After 19 fires, Vornado will be fined $7.5 Million by the fan maker

Vornado Air, a fan manufacturer, will pay $7.

Kimberly White
Kimberly White
08 July 2022 Friday 09:29
21 Reads
After 19 fires, Vornado will be fined $7.5 Million by the fan maker

Vornado Air, a fan manufacturer, will pay $7.5 Million to settle claims that it failed to report potential deadly risks from twice-recalled electric heaters.

After receiving information that the VH101 Personal Vortex heater might catch fire and overheat, the Andover-based company was not required to notify the U.S. Consumer Product Safety Commission. The CPSC issued a statement Thursday.

Vornado remained silent for more than three decades after it discovered that the heaters could catch fire. The company also failed to disclose the dangers to the CPSC and the customers who purchased the product. One of the heaters that was defective caught on fire and resulted in the death of a 90 year-old man. "This death could have been avoided," Alex Hoehn Saric, Chair of the CPSC, stated in a statement.

Vornado recalls the product in April 2018. In August 2018, Vornado announced the recall again after verifying that a man aged 90 years old died from a heater-related fire in Chanhassen, Minnesota in December 2017. The company also reported 19 incidents of heaters setting themselves ablaze.

From August 2009 to March 2018, more than 350,000 heaters made in China were sold by retailers across the country for $30.

Vornado stated in the agreement with the CPSC that it had agreed to the settlement to avoid litigation, but did not admit to violating any law.

Federal scrutiny has been done before with Vornado products.
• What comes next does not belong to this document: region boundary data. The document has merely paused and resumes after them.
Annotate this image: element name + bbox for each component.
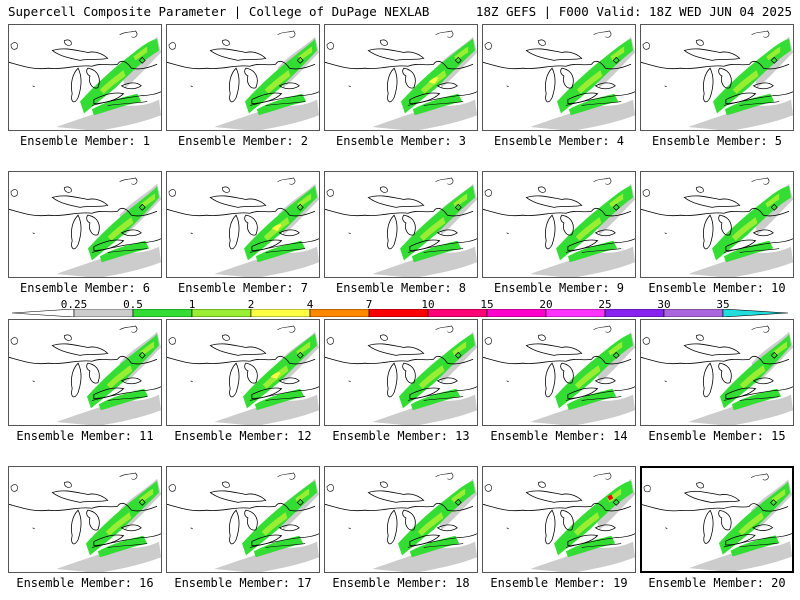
scale-segment	[368, 309, 429, 317]
scale-segment	[663, 309, 724, 317]
map-image	[9, 177, 161, 277]
map-image	[167, 472, 319, 572]
valid-time: 18Z GEFS | F000 Valid: 18Z WED JUN 04 20…	[475, 4, 792, 19]
scale-tick-label: 4	[306, 298, 314, 311]
map-image	[167, 325, 319, 425]
map-image	[483, 472, 635, 572]
ensemble-panel[interactable]	[166, 24, 320, 131]
product-title: Supercell Composite Parameter | College …	[8, 4, 430, 19]
scale-segment	[191, 309, 252, 317]
map-image	[9, 472, 161, 572]
scale-segment	[309, 309, 370, 317]
map-image	[167, 30, 319, 130]
map-image	[325, 472, 477, 572]
map-image	[641, 325, 793, 425]
scale-tick-label: 7	[365, 298, 373, 311]
ensemble-member-label: Ensemble Member: 9	[493, 281, 625, 295]
ensemble-member-label: Ensemble Member: 7	[177, 281, 309, 295]
ensemble-member-label: Ensemble Member: 12	[174, 429, 312, 443]
ensemble-panel[interactable]	[166, 466, 320, 573]
ensemble-panel[interactable]	[166, 319, 320, 426]
ensemble-panel[interactable]	[640, 319, 794, 426]
map-image	[641, 30, 793, 130]
scale-segment	[545, 309, 606, 317]
scale-segment	[73, 309, 134, 317]
color-scale-bar	[12, 309, 788, 317]
ensemble-member-label: Ensemble Member: 17	[174, 576, 312, 590]
scale-tick-label: 0.25	[60, 298, 88, 311]
ensemble-member-label: Ensemble Member: 18	[332, 576, 470, 590]
map-image	[325, 325, 477, 425]
scale-segment	[486, 309, 547, 317]
scale-tick-label: 35	[716, 298, 730, 311]
ensemble-panel[interactable]	[324, 466, 478, 573]
map-image	[325, 177, 477, 277]
map-image	[641, 177, 793, 277]
ensemble-member-label: Ensemble Member: 19	[490, 576, 628, 590]
ensemble-panel[interactable]	[640, 24, 794, 131]
scale-segment	[722, 309, 788, 317]
ensemble-panel[interactable]	[166, 171, 320, 278]
scale-tick-label: 30	[657, 298, 671, 311]
scale-tick-label: 25	[598, 298, 612, 311]
scale-tick-label: 1	[188, 298, 196, 311]
ensemble-panel[interactable]	[8, 466, 162, 573]
map-image	[9, 30, 161, 130]
ensemble-panel[interactable]	[482, 24, 636, 131]
map-image	[9, 325, 161, 425]
ensemble-member-label: Ensemble Member: 16	[16, 576, 154, 590]
scale-tick-label: 0.5	[123, 298, 143, 311]
ensemble-panel[interactable]	[8, 24, 162, 131]
ensemble-member-label: Ensemble Member: 10	[648, 281, 786, 295]
scale-tick-label: 15	[480, 298, 494, 311]
ensemble-member-label: Ensemble Member: 4	[493, 134, 625, 148]
map-image	[483, 30, 635, 130]
ensemble-panel[interactable]	[482, 319, 636, 426]
ensemble-member-label: Ensemble Member: 5	[651, 134, 783, 148]
map-image	[167, 177, 319, 277]
ensemble-panel[interactable]	[640, 466, 794, 573]
ensemble-panel[interactable]	[482, 171, 636, 278]
scale-tick-label: 2	[247, 298, 255, 311]
ensemble-member-label: Ensemble Member: 8	[335, 281, 467, 295]
ensemble-member-label: Ensemble Member: 15	[648, 429, 786, 443]
scale-segment	[427, 309, 488, 317]
ensemble-panel[interactable]	[324, 319, 478, 426]
ensemble-panel[interactable]	[324, 171, 478, 278]
ensemble-panel[interactable]	[8, 171, 162, 278]
ensemble-panel[interactable]	[8, 319, 162, 426]
map-image	[483, 325, 635, 425]
ensemble-member-label: Ensemble Member: 14	[490, 429, 628, 443]
ensemble-panel[interactable]	[640, 171, 794, 278]
ensemble-member-label: Ensemble Member: 1	[19, 134, 151, 148]
ensemble-panel[interactable]	[324, 24, 478, 131]
scale-segment	[604, 309, 665, 317]
map-image	[325, 30, 477, 130]
ensemble-member-label: Ensemble Member: 2	[177, 134, 309, 148]
ensemble-member-label: Ensemble Member: 3	[335, 134, 467, 148]
scale-segment	[250, 309, 311, 317]
ensemble-member-label: Ensemble Member: 13	[332, 429, 470, 443]
map-image	[483, 177, 635, 277]
scale-tick-label: 20	[539, 298, 553, 311]
ensemble-member-label: Ensemble Member: 11	[16, 429, 154, 443]
ensemble-panel[interactable]	[482, 466, 636, 573]
scale-tick-label: 10	[421, 298, 435, 311]
ensemble-member-label: Ensemble Member: 20	[648, 576, 786, 590]
scale-segment	[132, 309, 193, 317]
ensemble-member-label: Ensemble Member: 6	[19, 281, 151, 295]
map-image	[642, 473, 792, 571]
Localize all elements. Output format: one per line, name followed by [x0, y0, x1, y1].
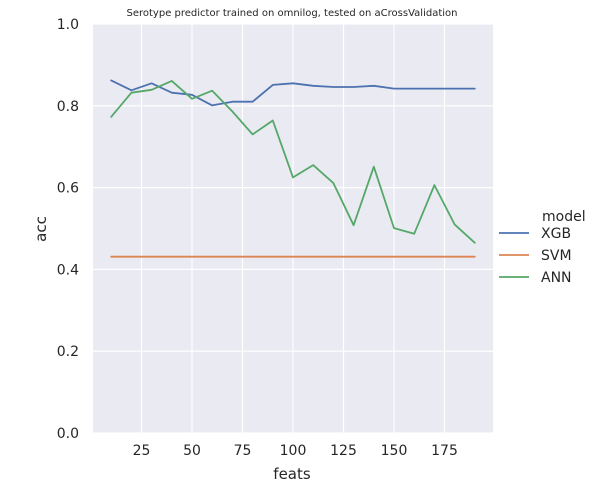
x-tick-label: 25: [133, 443, 151, 459]
x-tick-labels: 25 50 75 100 125 150 175: [133, 443, 458, 459]
legend-label-ann: ANN: [541, 270, 572, 286]
y-gridlines: [93, 23, 493, 434]
legend: model XGB SVM ANN: [499, 209, 586, 286]
x-tick-label: 125: [330, 443, 357, 459]
series-lines: [110, 79, 476, 258]
x-tick-label: 75: [234, 443, 252, 459]
y-tick-label: 0.4: [57, 262, 79, 278]
x-tick-label: 175: [431, 443, 458, 459]
y-axis-label: acc: [32, 216, 50, 242]
y-tick-label: 0.2: [57, 344, 79, 360]
y-tick-label: 0.6: [57, 181, 79, 197]
x-tick-label: 50: [183, 443, 201, 459]
x-axis-label: feats: [273, 465, 311, 483]
y-tick-label: 1.0: [57, 17, 79, 33]
chart-title: Serotype predictor trained on omnilog, t…: [127, 8, 458, 19]
legend-label-svm: SVM: [541, 248, 572, 264]
x-tick-label: 150: [381, 443, 408, 459]
y-tick-label: 0.8: [57, 99, 79, 115]
series-line-xgb: [110, 79, 476, 107]
legend-title: model: [542, 209, 586, 225]
series-line-ann: [110, 80, 476, 244]
legend-label-xgb: XGB: [541, 226, 571, 242]
y-tick-labels: 0.0 0.2 0.4 0.6 0.8 1.0: [57, 17, 79, 442]
y-tick-label: 0.0: [57, 426, 79, 442]
x-tick-label: 100: [280, 443, 307, 459]
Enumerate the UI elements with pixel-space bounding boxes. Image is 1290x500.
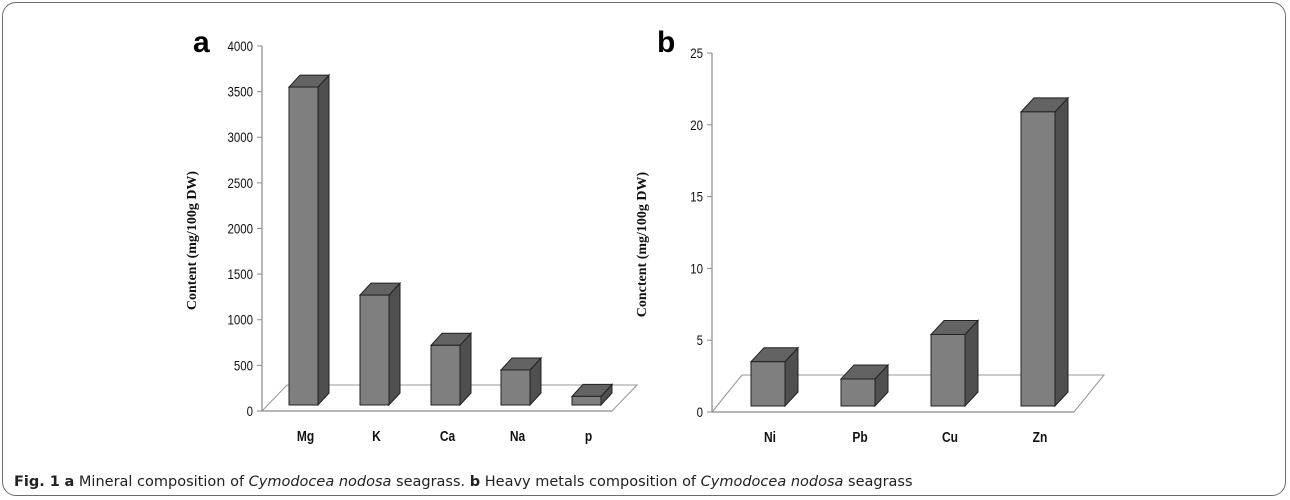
y-tick-label: 15 xyxy=(690,188,703,204)
bar-side-zn xyxy=(1054,96,1069,408)
bar-pb xyxy=(839,363,890,408)
y-tick-label: 3500 xyxy=(227,84,253,100)
y-tick-label: 20 xyxy=(690,117,703,133)
bar-ca xyxy=(429,332,473,407)
caption-b-species: Cymodocea nodosa xyxy=(700,474,844,490)
panel-letter-b: b xyxy=(657,26,675,59)
caption-fig-label: Fig. 1 xyxy=(14,474,60,490)
y-tick-label: 25 xyxy=(690,45,703,61)
bar-side-k xyxy=(388,281,401,407)
y-tick-label: 1500 xyxy=(227,266,253,282)
x-tick-label-ni: Ni xyxy=(764,429,776,446)
y-tick-label: 2500 xyxy=(227,175,253,191)
chart-panel-a: 0 500 1000 1500 2000 2500 3000 3500 4000 Mg K Ca Na p… xyxy=(185,26,639,445)
caption-b-text-2: seagrass xyxy=(843,474,913,490)
x-tick-label-ca: Ca xyxy=(440,428,456,445)
panel-letter-a: a xyxy=(193,26,210,59)
caption-b-text-1: Heavy metals composition of xyxy=(480,474,701,490)
caption-a-text-2: seagrass. xyxy=(391,474,470,490)
bar-zn xyxy=(1019,96,1070,408)
y-tick-label: 3000 xyxy=(227,129,253,145)
bar-cu xyxy=(929,319,980,408)
bar-side-mg xyxy=(317,73,330,407)
x-tick-label-pb: Pb xyxy=(852,429,867,446)
bar-front-pb xyxy=(840,378,876,407)
bar-side-cu xyxy=(964,319,979,408)
y-tick-label: 10 xyxy=(690,260,703,276)
bar-ni xyxy=(749,346,800,408)
y-tick-label: 5 xyxy=(697,332,703,348)
figure-caption: Fig. 1 a Mineral composition of Cymodoce… xyxy=(14,474,913,490)
x-tick-label-cu: Cu xyxy=(942,429,958,446)
bar-front-p xyxy=(571,395,602,406)
y-tick-label: 500 xyxy=(234,357,253,373)
y-axis-label: Content (mg/100g DW) xyxy=(185,171,200,311)
y-tick-label: 0 xyxy=(247,403,253,419)
caption-a-letter: a xyxy=(64,474,75,490)
bar-front-na xyxy=(500,369,531,406)
bar-front-ni xyxy=(750,361,786,407)
bar-front-mg xyxy=(288,86,319,406)
bar-mg xyxy=(287,73,331,407)
x-tick-label-k: K xyxy=(372,428,381,445)
y-tick-label: 0 xyxy=(697,404,703,420)
bar-p xyxy=(570,383,614,407)
caption-b-letter: b xyxy=(469,474,481,490)
bar-na xyxy=(499,356,543,407)
bar-front-zn xyxy=(1020,111,1056,407)
x-tick-label-zn: Zn xyxy=(1033,429,1048,446)
y-axis-label: Conctent (mg/100g DW) xyxy=(635,171,650,317)
caption-a-text-1: Mineral composition of xyxy=(74,474,249,490)
x-tick-label-mg: Mg xyxy=(297,428,314,445)
caption-a-species: Cymodocea nodosa xyxy=(248,474,392,490)
y-tick-label: 1000 xyxy=(227,312,253,328)
x-tick-label-p: p xyxy=(585,428,592,445)
y-tick-label: 2000 xyxy=(227,220,253,236)
bar-front-ca xyxy=(430,344,461,406)
bar-k xyxy=(358,281,402,407)
y-tick-label: 4000 xyxy=(227,38,253,54)
chart-panel-b: 0 5 10 15 20 25 Ni Pb Cu Zn Conctent (mg/100g DW) b xyxy=(635,26,1106,446)
bar-front-k xyxy=(359,294,390,406)
x-tick-label-na: Na xyxy=(510,428,526,445)
bar-front-cu xyxy=(930,333,966,407)
figure-svg: 0 500 1000 1500 2000 2500 3000 3500 4000 Mg K Ca Na p… xyxy=(185,26,1106,446)
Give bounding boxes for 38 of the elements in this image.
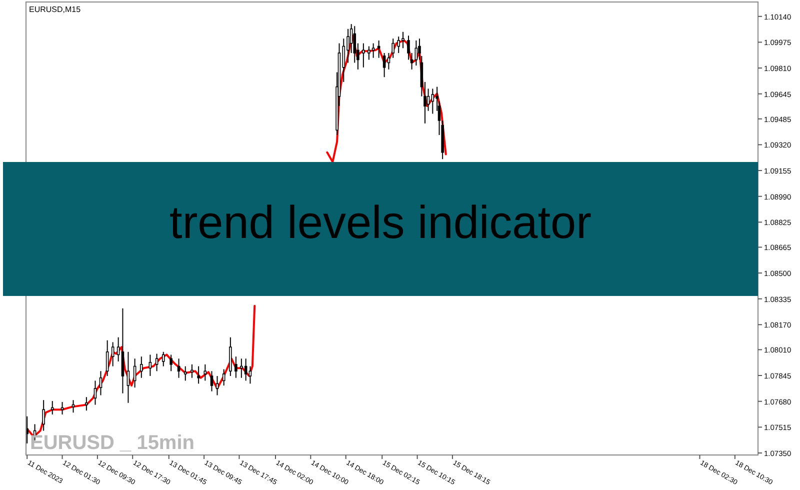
- annotation: EURUSD _ 15min: [30, 432, 194, 454]
- candlestick: [387, 52, 390, 70]
- candlestick: [140, 356, 143, 378]
- candlestick: [392, 38, 394, 58]
- candlestick: [244, 358, 248, 382]
- candlestick: [234, 356, 238, 378]
- candlestick: [382, 52, 386, 78]
- candlestick: [197, 366, 200, 384]
- candlestick: [426, 88, 430, 112]
- candlestick: [111, 342, 114, 367]
- candlestick: [162, 351, 165, 367]
- candlestick: [99, 370, 102, 396]
- candlestick: [210, 370, 214, 392]
- candlestick: [94, 380, 97, 406]
- candlestick: [204, 364, 207, 382]
- candlestick: [116, 336, 120, 362]
- candlestick: [216, 375, 219, 396]
- candlestick: [240, 358, 243, 378]
- candlestick: [431, 88, 434, 114]
- candlestick: [190, 364, 194, 378]
- candlestick: [126, 351, 130, 404]
- candlestick: [368, 46, 370, 60]
- candlestick: [60, 401, 64, 415]
- candlestick: [148, 354, 152, 376]
- candlestick: [248, 366, 252, 384]
- candlestick: [106, 340, 109, 376]
- candlestick: [170, 354, 172, 372]
- candlestick: [222, 368, 226, 386]
- text: trend levels indicator: [170, 196, 592, 248]
- candlestick: [177, 358, 180, 378]
- candlestick: [155, 353, 158, 372]
- candlestick: [377, 40, 380, 58]
- candlestick: [184, 366, 187, 382]
- candlestick: [50, 400, 54, 415]
- chart-subtitle: EURUSD,M15: [29, 5, 82, 14]
- candlestick: [85, 396, 88, 412]
- candlestick: [42, 400, 45, 432]
- candlestick: [362, 42, 365, 68]
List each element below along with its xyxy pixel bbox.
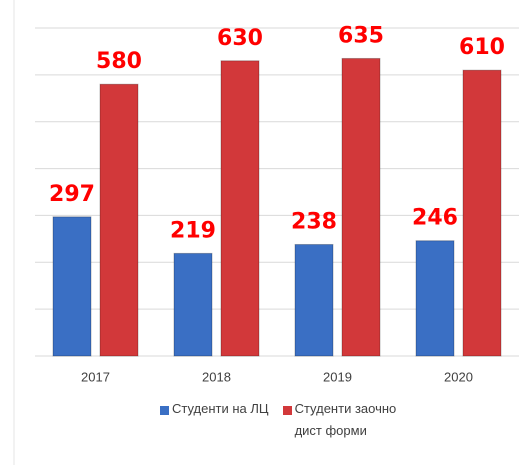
bar bbox=[220, 60, 260, 357]
bar bbox=[99, 83, 139, 357]
bar bbox=[173, 252, 213, 357]
data-label: 219 bbox=[170, 218, 216, 243]
bar bbox=[52, 216, 92, 357]
bar bbox=[462, 69, 502, 357]
x-tick-label: 2020 bbox=[444, 369, 473, 384]
legend-item: Студенти заочно дист форми bbox=[282, 401, 405, 442]
legend-label: Студенти на ЛЦ bbox=[172, 401, 269, 416]
legend-label: Студенти заочно дист форми bbox=[294, 401, 397, 438]
data-label: 246 bbox=[412, 206, 458, 231]
data-label: 610 bbox=[459, 35, 505, 60]
x-tick-label: 2017 bbox=[81, 369, 110, 384]
legend-swatch bbox=[282, 406, 292, 415]
x-tick-label: 2018 bbox=[202, 369, 231, 384]
data-label: 630 bbox=[217, 26, 263, 51]
x-tick-label: 2019 bbox=[323, 369, 352, 384]
bar bbox=[341, 57, 381, 357]
legend-swatch bbox=[160, 406, 169, 415]
bar bbox=[294, 243, 334, 357]
legend: Студенти на ЛЦ Студенти заочно дист форми bbox=[160, 401, 405, 442]
data-label: 635 bbox=[338, 23, 384, 48]
data-label: 297 bbox=[49, 182, 95, 207]
data-label: 580 bbox=[96, 49, 142, 74]
legend-item: Студенти на ЛЦ bbox=[160, 401, 269, 442]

In January 2008, the CPSC reached an agreement to pay $500,000 to a trust on behalf of Vornado Air Circulation Systems. This was to resolve claims that it failed to report more than 300 instances of heaters that were defective overheating, melting or catching fire.

According to the notice, the settlement was reached after the August 2004 recall for one million portable electric whole-room heaters that were sold between July 1991 and January 2004 at a price of $50 to $120 because of a defective electric connection.